Despite having to shy away from questions, Ms Mordaunt didn’t dodge the roll Britain has played in supporting the innocent communities in war-torn Syria, blasted apart and besieged as a brutal civil war rages.
The Department for International Development (DfID) has already pumped plenty of cash into helping those fleeing the terror, with £2.46bn committed from the UK in humanitarian aid to the region.
And in her speech, Ms Mordaunt told the audience how Britain would continue to battle tyranny and provide aid to area’s torn apart by war.
‘Britain stands for free trade and cooperation, the rule of law, justice and human rights,’ she said. ‘We believe in bravery, in service and in sacrifice. We believe in the potential of the people...We’re unselfish because we believe in freedom.’
A key part of her revamp included the critical role preventing organised crime, terrorism and their root causes, can have in ensuring the prosperity of developing nations – with Africa top of the UK’s aid hit list.
Ms Mordaunt said Britain would never shy away from its role in tackling these issues, adding the UK would benefit by being a ‘global leader’.
To achieve this, she will focus on the three ‘Ds’: diplomacy, development and defence.
‘We know we can only talk softly if we carry a big stick,’ she added. ‘And we know that without diplomacy and the 0.7 per cent on aid we are going to need an even bigger stick.’

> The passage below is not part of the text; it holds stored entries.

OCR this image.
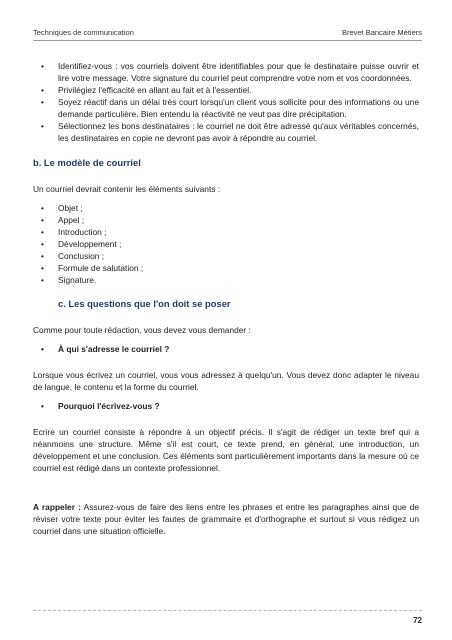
Techniques de communication	Brevet Bancaire Métiers
• Identifiez-vous : vos courriels doivent être identifiables pour que le destinataire puisse ouvrir et lire votre message. Votre signature du courriel peut comprendre votre nom et vos coordonnées.
• Privilégiez l'efficacité en allant au fait et à l'essentiel.
• Soyez réactif dans un délai très court lorsqu'un client vous sollicite pour des informations ou une demande particulière. Bien entendu la réactivité ne veut pas dire précipitation.
• Sélectionnez les bons destinataires : le courriel ne doit être adressé qu'aux véritables concernés, les destinataires en copie ne devront pas avoir à répondre au courriel.
b. Le modèle de courriel

Un courriel devrait contenir les éléments suivants :

• Objet ;
• Appel ;
• Introduction ;
• Développement ;
• Conclusion ;
• Formule de salutation ;
• Signature.
c. Les questions que l'on doit se poser

Comme pour toute rédaction, vous devez vous demander :

• À qui s'adresse le courriel ?

Lorsque vous écrivez un courriel, vous vous adressez à quelqu'un. Vous devez donc adapter le niveau de langue, le contenu et la forme du courriel.

• Pourquoi l'écrivez-vous ?

Ecrire un courriel consiste à répondre à un objectif précis. Il s'agit de rédiger un texte bref qui a néanmoins une structure. Même s'il est court, ce texte prend, en général, une introduction, un développement et une conclusion. Ces éléments sont particulièrement importants dans la mesure où ce courriel est rédigé dans un contexte professionnel.

A rappeler : Assurez-vous de faire des liens entre les phrases et entre les paragraphes ainsi que de réviser votre texte pour éviter les fautes de grammaire et d'orthographe et surtout si vous rédigez un courriel dans une situation officielle.

72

She promised better collaboration between government departments,
And in the wake of the Oxfam sex abuse scandal, Ms Mordaunt sought to hit back at critics, vowing to be tighter on who the UK would help.
‘We won’t do tied aid. It’s bad for UK competitiveness and it’s bad for developing nations,’ she said. ‘We won’t fund programmes that fail to meet the new spending bar.
‘We will not fund organisations that don’t perform or meet our standards or contribute to our objectives.
‘We won’t fund governments who can afford to, yet chose not to, invest in their own people.’
It was a speech welcomed by the crowd but one that jarred with the prospect of Britain joining more airstrikes in Syria, action which critics say won’t solve the crisis – only perpetuate it.